Somewhere I read that red hair is just a mixing of genes for dark hair and blonde hair? The reason I think that might be correct is because the original Celts were supposed to be brown haired and brown eyed. After the Viking invasions the red hair might have sprung up?
Also, I thought in Dickens, Oliver Twist, Fagin, the Jewish character was supposed to have red hair, which was thought of as a "Jewish trait." I have seen more than one carrot colored head amongst Orthodox Jewish children.
And I read in a book about NYC that during the Yukon gold rush, a call went out to NYC pimps, that red headed "Jewesses" were supposed to be really lustful. So, a goodly number of the women of that profession dyed their hair red, and presented themselves as Jewesses when they got to the Yukon. Likely upping their price for such an "exotic" woman (so thought the clients supposedly).

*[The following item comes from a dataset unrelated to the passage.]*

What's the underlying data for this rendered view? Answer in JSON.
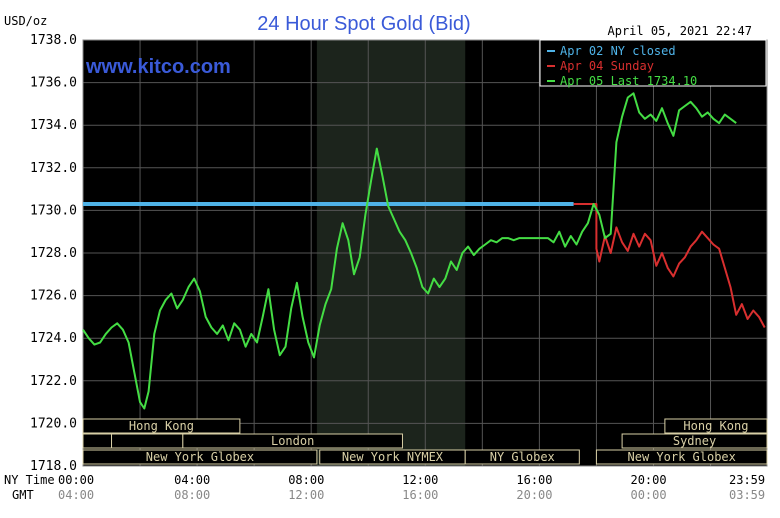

Red hair is interesting. But some people have an aversion to it for some reason?
But, back to blondes. There is straw blonde hair that fades to brown by late adolesence. There is blonde hair that just stays blonde, until it goes gray. Regardless, the texture of the hair is of import too. The silky blonde straight hair, that blows gently with the breeze usually turns heads.
I just think blonde is an aesthetic quality to women that has its own admirers. The part about dumb is silly, since I've know so many blondes that, with their steely blue eyes, were anything but dumb.